Gophers exposed Husker volleyball’s weaknesses
LINCOLN — Perhaps the most surprising theme that emerged from Nebraska’s four-set loss to Minnesota on Saturday was the breakdowns in areas coach John Cook tries to develop as the Huskers’ strengths.
Serving. Ball handling. Putting the pressure on other teams. Once his stomach had settled after reviewing video of the loss, Cook admitted on Monday that the Gophers held the advantage in all three of those categories. The victory moved Minnesota up to No. 3 in this week’s coaches poll and leaves the Gophers alone atop the Big Ten standings, unbeaten at 6-0 in conference play.
The gut punch came in the third set, when the Gophers, leading 12-11, reeled off the next 11 points. Nebraska, which fell to No. 5 in this week’s rankings, never recovered from the stretch that put each of those three deficiencies on display. Stephanie Samedy, Minnesota’s All-America sophomore, served three aces that made the Huskers’ back row look befuddled.
During the run, Nebraska’s offense failed to put together a series of touches that could result in a quality scoring chance. NU outside hitter Mikaela Foecke was blocked once and committed two more hitting errors, and middle blocker Lauren Stivrins was called for a net violation.
It was a meltdown the likes of which Nebraska (14-2 overall, 5-1 Big Ten) hadn’t experienced in some time.
“I was shocked at Game 3 with how we responded after winning Game 2,” Cook said. “I only threw up in my mouth about three times watching the match on video.
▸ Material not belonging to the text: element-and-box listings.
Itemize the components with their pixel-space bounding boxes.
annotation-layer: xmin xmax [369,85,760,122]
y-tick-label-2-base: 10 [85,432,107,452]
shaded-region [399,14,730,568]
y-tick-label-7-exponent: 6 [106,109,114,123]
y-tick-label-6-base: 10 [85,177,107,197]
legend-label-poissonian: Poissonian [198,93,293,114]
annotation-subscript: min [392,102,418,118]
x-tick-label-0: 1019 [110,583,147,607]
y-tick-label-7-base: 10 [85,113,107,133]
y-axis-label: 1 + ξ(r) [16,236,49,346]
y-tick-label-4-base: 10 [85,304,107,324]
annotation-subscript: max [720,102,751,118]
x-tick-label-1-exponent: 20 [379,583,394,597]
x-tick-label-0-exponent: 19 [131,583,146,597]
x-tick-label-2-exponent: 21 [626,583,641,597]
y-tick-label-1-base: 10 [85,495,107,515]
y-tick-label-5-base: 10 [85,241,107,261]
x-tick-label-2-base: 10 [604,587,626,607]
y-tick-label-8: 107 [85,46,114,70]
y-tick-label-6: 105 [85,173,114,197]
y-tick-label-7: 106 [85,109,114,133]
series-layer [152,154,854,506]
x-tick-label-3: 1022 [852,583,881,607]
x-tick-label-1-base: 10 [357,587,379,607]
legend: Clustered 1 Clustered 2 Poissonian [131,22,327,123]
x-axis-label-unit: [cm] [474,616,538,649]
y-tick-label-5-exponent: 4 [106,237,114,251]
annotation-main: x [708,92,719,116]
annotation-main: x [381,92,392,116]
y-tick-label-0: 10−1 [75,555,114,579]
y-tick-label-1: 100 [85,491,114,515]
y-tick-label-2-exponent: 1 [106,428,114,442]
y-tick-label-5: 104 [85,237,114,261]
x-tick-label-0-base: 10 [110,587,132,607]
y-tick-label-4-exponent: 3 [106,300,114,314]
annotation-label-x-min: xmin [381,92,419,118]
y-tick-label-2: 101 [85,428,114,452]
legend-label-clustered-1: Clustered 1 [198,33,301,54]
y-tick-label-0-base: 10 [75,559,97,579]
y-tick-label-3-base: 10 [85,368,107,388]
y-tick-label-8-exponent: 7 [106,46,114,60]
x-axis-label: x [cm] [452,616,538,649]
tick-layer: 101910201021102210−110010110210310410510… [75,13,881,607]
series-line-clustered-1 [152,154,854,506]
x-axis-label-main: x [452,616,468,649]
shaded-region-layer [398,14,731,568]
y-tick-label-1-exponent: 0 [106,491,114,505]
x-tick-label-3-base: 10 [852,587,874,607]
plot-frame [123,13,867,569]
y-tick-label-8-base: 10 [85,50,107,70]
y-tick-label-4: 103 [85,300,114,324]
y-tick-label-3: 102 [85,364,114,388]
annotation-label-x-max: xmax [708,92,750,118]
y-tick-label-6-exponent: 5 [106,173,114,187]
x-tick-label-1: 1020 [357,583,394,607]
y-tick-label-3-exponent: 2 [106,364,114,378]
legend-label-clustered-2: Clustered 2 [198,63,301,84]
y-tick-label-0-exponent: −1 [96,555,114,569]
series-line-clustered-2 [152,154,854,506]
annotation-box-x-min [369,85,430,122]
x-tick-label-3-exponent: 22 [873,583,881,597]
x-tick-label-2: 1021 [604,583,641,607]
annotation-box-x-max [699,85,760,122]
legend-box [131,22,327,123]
I thought in Game 4 we would make a run and get it to a Game 5. We did some nice things, we just weren’t very consistent and we didn’t put any pressure on Minnesota.”
In volleyball, attacking and defense aren’t neatly divided. They complement each other, and a failure to apply pressure with your attack and serve puts the opposing team into a better position to run their own offense.
Cook noted the Huskers’ inability to make Minnesota uncomfortable. Nebraska is tied with Illinois for the Big Ten’s lead in aces per set, but NU recorded a season-low one ace Saturday, and too often, Gopher passers put setter Samantha Seliger-Swenson into an easy rhythm. Minnesota’s .280 hitting mark, which Cook said Nebraska should take “personally,” was the highest the Huskers have allowed all season.
Meanwhile, poor first touches kept Nebraska’s attack in neutral. Aside from libero Kenzie Maloney, none of the Huskers’ primary passers were immune from struggles in serve receive as Foecke, Lexi Sun, Jazz Sweet and defensive specialist Hayley Densberger each had shaky moments handling first contact.
The ball-handling breakdowns sent Husker setter Nicklin Hames on regular chases to make the second touch, and when faced with an imperfect set, NU hitters still played it safe too often to Cook’s liking, giving the Gophers easy digs that led to transition chances that are Minnesota’s bread and butter.
“That’s probably the key. We were not attacking like we needed to,” Cook said. “Again, that’s ball handling. It’s putting the ball in a situation where we can take a swing. When you give them easy balls, they’ve got some dynamic hitters that are hard to stop one on one.
“Attack mode. You’ve got to be in attack mode. That’s how you pressure teams.”
Better out-of-system attacking. Tougher serving. Improved first contact. That’s the three-tiered pyramid of improvement Cook hopes to see with the Huskers heading into a week that features a home match with Indiana (11-6, 2-4) on Wednesday night, followed by a trip to No. 9 Penn State (13-3, 4-2), which begins a four-match road trip that makes up NU’s toughest stretch of the season.
Following the match in Happy Valley, the Huskers play at No. 8 Wisconsin on Oct. 19, and the next day, make the trip to Minneapolis for a rematch with Minnesota. The road trip ends Oct. 24 at 12th-place Ohio State.
Given the polish the Huskers need to apply to the basic parts of the program’s identity, Cook said he wished this was a week NU played Friday and Saturday so he could spend the first three days of the week going back to fundamentals.
The coach saw a couple of “little things that were slipping” the previous week in practice that foreshadowed Saturday’s loss. The same details showed up in a review of the Minnesota game film that Cook has already watched with some of the team.
Two days of workouts will have to do to tighten the screws before Nebraska faces an improved Hoosier team, then hits the road for a stretch that could well define its season.
“We learned some lessons Saturday night,” Cook said. “Hopefully we’re going to come in this week and get better because, as you can see, in the Big Ten, it’s a tough night every match. We’ve got two more tough opponents this week heading into a big road swing. We’ve got to dial it up a little bit.”